Дмитрий почувствовал, как тяжелая апатия свалилась вдруг мешками на плечи, и сразу как-то набрякли, стали слипаться веки. Захотелось упасть ничком на траву и спать, спать, спать… ничего не слышать, ни о чем не думать. Или оказаться в том синеньком катерке и плыть беспечно куда-то вдаль, дремотно жмурясь на солнечные блики, потревоженные длинными волнами за кормой…

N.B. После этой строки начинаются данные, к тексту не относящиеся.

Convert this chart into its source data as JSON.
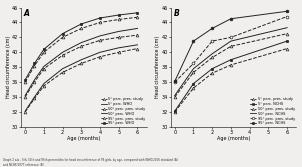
{
  "title_A": "A",
  "title_B": "B",
  "xlabel": "Age (months)",
  "ylabel": "Head circumference (cm)",
  "xlim": [
    -0.2,
    6.5
  ],
  "ylim": [
    30,
    46
  ],
  "yticks": [
    30,
    32,
    34,
    36,
    38,
    40,
    42,
    44,
    46
  ],
  "xticks": [
    0,
    1,
    2,
    3,
    4,
    5,
    6
  ],
  "panel_A": {
    "ages": [
      0,
      0.5,
      1,
      2,
      3,
      4,
      5,
      6
    ],
    "p5_pres": [
      32.0,
      33.8,
      35.5,
      37.3,
      38.5,
      39.4,
      40.0,
      40.5
    ],
    "p5_WHO": [
      32.1,
      34.0,
      35.8,
      37.8,
      39.0,
      40.0,
      40.6,
      41.0
    ],
    "p50_pres": [
      34.0,
      36.0,
      37.8,
      39.6,
      40.8,
      41.6,
      42.0,
      42.3
    ],
    "p50_WHO": [
      34.2,
      36.3,
      38.1,
      40.0,
      41.3,
      42.2,
      42.8,
      43.2
    ],
    "p95_pres": [
      36.0,
      38.2,
      40.0,
      42.0,
      43.2,
      44.0,
      44.4,
      44.7
    ],
    "p95_WHO": [
      36.3,
      38.5,
      40.4,
      42.5,
      43.8,
      44.6,
      45.0,
      45.3
    ]
  },
  "panel_B": {
    "ages": [
      0,
      1,
      2,
      3,
      6
    ],
    "p5_pres": [
      32.0,
      35.2,
      37.2,
      38.3,
      40.5
    ],
    "p5_NCHS": [
      32.1,
      35.8,
      37.8,
      39.0,
      41.5
    ],
    "p50_pres": [
      34.0,
      37.3,
      39.3,
      40.8,
      42.5
    ],
    "p50_NCHS": [
      34.2,
      37.8,
      39.8,
      41.5,
      43.3
    ],
    "p95_pres": [
      36.0,
      38.5,
      41.5,
      42.0,
      44.8
    ],
    "p95_NCHS": [
      36.1,
      41.5,
      43.2,
      44.5,
      45.5
    ]
  },
  "caption": "Graph 2 a-b - 5th, 50th and 95th percentiles for head circumference of 95 girls, by age, compared with WHO/2006 standard (A)\nand NCHS/1977 reference (B)",
  "line_color": "#222222",
  "bg_color": "#f0efed"
}
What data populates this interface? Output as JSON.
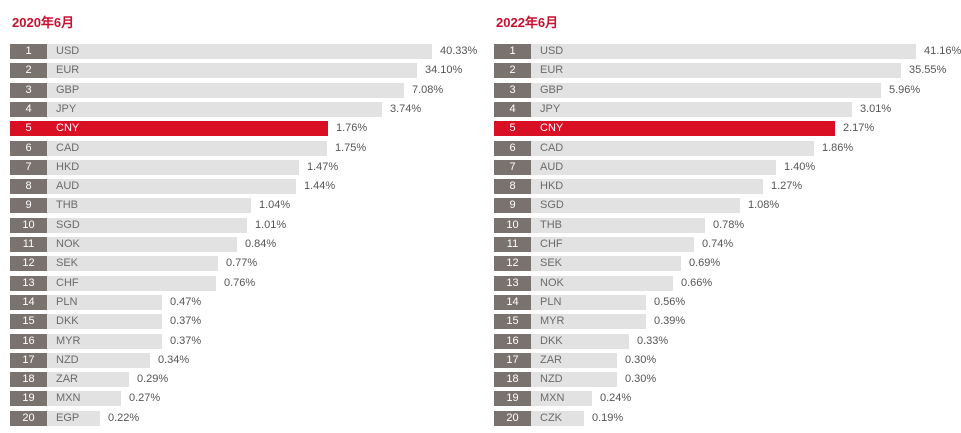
{
  "chart_data": [
    {
      "type": "bar",
      "title": "2020年6月",
      "highlight": "CNY",
      "highlight_color": "#d90f24",
      "bar_color": "#e2e2e2",
      "rank_color": "#7a726e",
      "title_color": "#c8102e",
      "ranks": [
        1,
        2,
        3,
        4,
        5,
        6,
        7,
        8,
        9,
        10,
        11,
        12,
        13,
        14,
        15,
        16,
        17,
        18,
        19,
        20
      ],
      "categories": [
        "USD",
        "EUR",
        "GBP",
        "JPY",
        "CNY",
        "CAD",
        "HKD",
        "AUD",
        "THB",
        "SGD",
        "NOK",
        "SEK",
        "CHF",
        "PLN",
        "DKK",
        "MYR",
        "NZD",
        "ZAR",
        "MXN",
        "EGP"
      ],
      "values": [
        40.33,
        34.1,
        7.08,
        3.74,
        1.76,
        1.75,
        1.47,
        1.44,
        1.04,
        1.01,
        0.84,
        0.77,
        0.76,
        0.47,
        0.37,
        0.37,
        0.34,
        0.29,
        0.27,
        0.22
      ],
      "labels": [
        "40.33%",
        "34.10%",
        "7.08%",
        "3.74%",
        "1.76%",
        "1.75%",
        "1.47%",
        "1.44%",
        "1.04%",
        "1.01%",
        "0.84%",
        "0.77%",
        "0.76%",
        "0.47%",
        "0.37%",
        "0.37%",
        "0.34%",
        "0.29%",
        "0.27%",
        "0.22%"
      ]
    },
    {
      "type": "bar",
      "title": "2022年6月",
      "highlight": "CNY",
      "highlight_color": "#d90f24",
      "bar_color": "#e2e2e2",
      "rank_color": "#7a726e",
      "title_color": "#c8102e",
      "ranks": [
        1,
        2,
        3,
        4,
        5,
        6,
        7,
        8,
        9,
        10,
        11,
        12,
        13,
        14,
        15,
        16,
        17,
        18,
        19,
        20
      ],
      "categories": [
        "USD",
        "EUR",
        "GBP",
        "JPY",
        "CNY",
        "CAD",
        "AUD",
        "HKD",
        "SGD",
        "THB",
        "CHF",
        "SEK",
        "NOK",
        "PLN",
        "MYR",
        "DKK",
        "ZAR",
        "NZD",
        "MXN",
        "CZK"
      ],
      "values": [
        41.16,
        35.55,
        5.96,
        3.01,
        2.17,
        1.86,
        1.4,
        1.27,
        1.08,
        0.78,
        0.74,
        0.69,
        0.66,
        0.56,
        0.39,
        0.33,
        0.3,
        0.3,
        0.24,
        0.19
      ],
      "labels": [
        "41.16%",
        "35.55%",
        "5.96%",
        "3.01%",
        "2.17%",
        "1.86%",
        "1.40%",
        "1.27%",
        "1.08%",
        "0.78%",
        "0.74%",
        "0.69%",
        "0.66%",
        "0.56%",
        "0.39%",
        "0.33%",
        "0.30%",
        "0.30%",
        "0.24%",
        "0.19%"
      ]
    }
  ]
}
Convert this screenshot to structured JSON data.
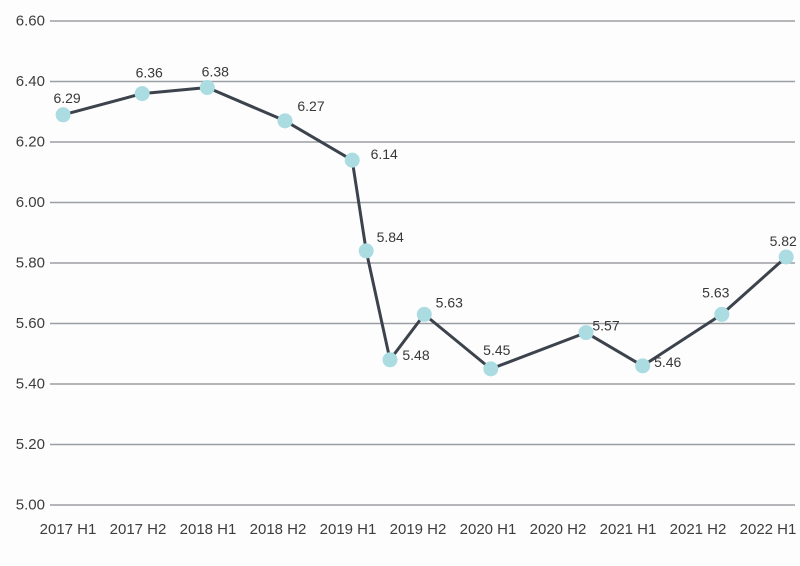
{
  "page": {
    "background": "#fdfdfd"
  },
  "chart_data": {
    "type": "line",
    "title": "",
    "xlabel": "",
    "ylabel": "",
    "grid": "horizontal-only",
    "legend_position": "none",
    "categories": [
      "2017 H1",
      "2017 H2",
      "2018 H1",
      "2018 H2",
      "2019 H1",
      "2019 H2",
      "2020 H1",
      "2020 H2",
      "2021 H1",
      "2021 H2",
      "2022 H1"
    ],
    "y_axis": {
      "min": 5.0,
      "max": 6.6,
      "step": 0.2,
      "tick_labels": [
        "6.60",
        "6.40",
        "6.20",
        "6.00",
        "5.80",
        "5.60",
        "5.40",
        "5.20",
        "5.00"
      ]
    },
    "colors": {
      "line": "#3c434d",
      "marker": "#aadce2",
      "gridline": "#9b9ea3",
      "axis_text": "#3d3d3d",
      "data_label_text": "#383838"
    },
    "series": [
      {
        "name": "values",
        "points": [
          {
            "x": -0.07,
            "value": 6.29,
            "label": "6.29",
            "label_offset": [
              4,
              -17
            ]
          },
          {
            "x": 1.06,
            "value": 6.36,
            "label": "6.36",
            "label_offset": [
              7,
              -21
            ]
          },
          {
            "x": 1.99,
            "value": 6.38,
            "label": "6.38",
            "label_offset": [
              8,
              -16
            ]
          },
          {
            "x": 3.1,
            "value": 6.27,
            "label": "6.27",
            "label_offset": [
              26,
              -15
            ]
          },
          {
            "x": 4.06,
            "value": 6.14,
            "label": "6.14",
            "label_offset": [
              32,
              -6
            ]
          },
          {
            "x": 4.26,
            "value": 5.84,
            "label": "5.84",
            "label_offset": [
              24,
              -14
            ]
          },
          {
            "x": 4.6,
            "value": 5.48,
            "label": "5.48",
            "label_offset": [
              26,
              -5
            ]
          },
          {
            "x": 5.09,
            "value": 5.63,
            "label": "5.63",
            "label_offset": [
              25,
              -12
            ]
          },
          {
            "x": 6.04,
            "value": 5.45,
            "label": "5.45",
            "label_offset": [
              6,
              -19
            ]
          },
          {
            "x": 7.4,
            "value": 5.57,
            "label": "5.57",
            "label_offset": [
              20,
              -7
            ]
          },
          {
            "x": 8.21,
            "value": 5.46,
            "label": "5.46",
            "label_offset": [
              25,
              -4
            ]
          },
          {
            "x": 9.34,
            "value": 5.63,
            "label": "5.63",
            "label_offset": [
              -6,
              -22
            ]
          },
          {
            "x": 10.26,
            "value": 5.82,
            "label": "5.82",
            "label_offset": [
              -3,
              -16
            ]
          }
        ]
      }
    ]
  }
}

Тихон Сергеевич обиженно и монотонно, как о чем-то давно надоевшем, бубнил насчет того, что рука руку моет, вздыхал, укоризненно покачивал головой. А Дмитрий слушал его и думал, что старичок ведь не просто душу отводит, не для себя только бубнит, а ему рассказывает, его в курс своих печалей вводит, его нагружает информацией с тайной надеждой, что он – как четвертая власть – может, что-то предпримет, сделает хоть что-ни-будь, чтобы не так горько было на душе. А что он может? У него таких историй – пруд пруди, и самому, бывает, хоть волком вой. Вот и Пермяков, с которым он хотел только душу отвести как с хорошим мужиком-тружеником, нагружал его своими заботами,
Во всем какие-то завихрения, подводные камни, все путается, усложняется, даже там, где вроде бы должен был пройти парадным шагом. Под барабанный бой.
«Рука… руку… моет… Рука руку… моет…», – крутилось в сознании нескончаемым рефреном. Автобус плавно покачивало, мерно, на одной ноте выл мотор, в салоне было душновато, и клонило ко сну.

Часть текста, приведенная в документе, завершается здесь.